I don't see an easy way out for your problem. You can perhaps make some assumption and try the following approach:
assume that the methods names in the two classes are the same
write test cases (for example with JUnit) for all the methods in the first class
run the test cases on the second class
ensure that the second class does not have other (untested) methods (for example using reflection)
This approach gives you an idea about equivalent semantics, but it makes strong assumption.

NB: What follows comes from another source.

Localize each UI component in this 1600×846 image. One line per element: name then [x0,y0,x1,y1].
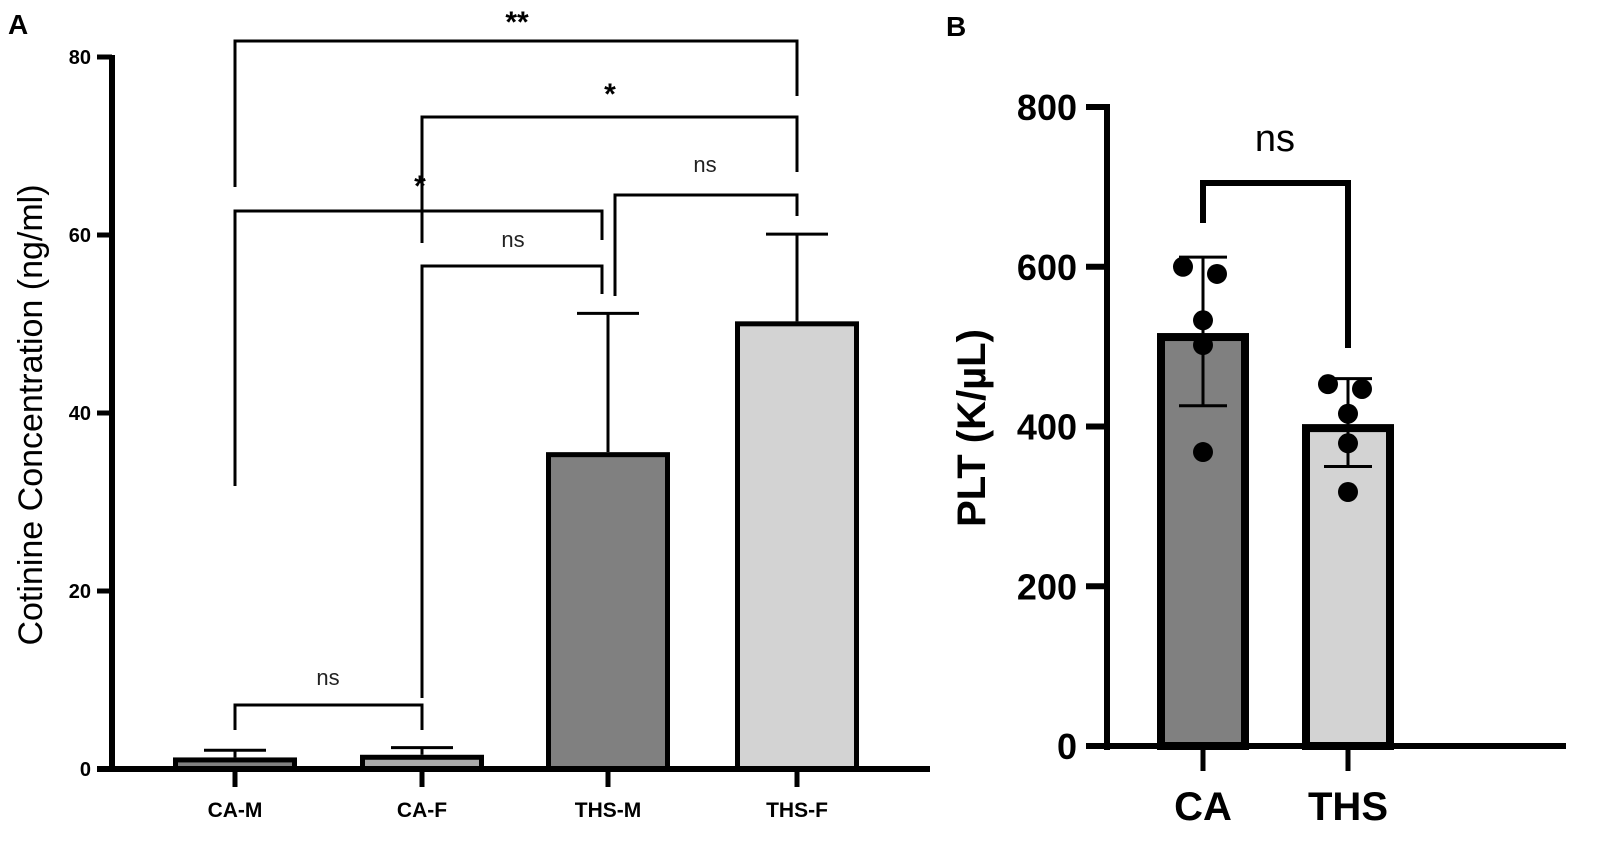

As a final remark, let me add that specifying the semantics of programs is an interesting and open research topic. Some interesting development in this area include research on Semantic Web Services. A widely adopted approach to give machine processable semantics to programs is that of specifying their IOPE: Input and Output types (as int the Java methods above), and their Preconditions and Effects. Preconditions are essentially logical conditions that must hold true for successfully invoking the program, and Effects are formal descriptions of the changes (in the state of the world) caused by the successful execution of the program. Even with IOPE there are a lot of problems ... which I skip in this short description.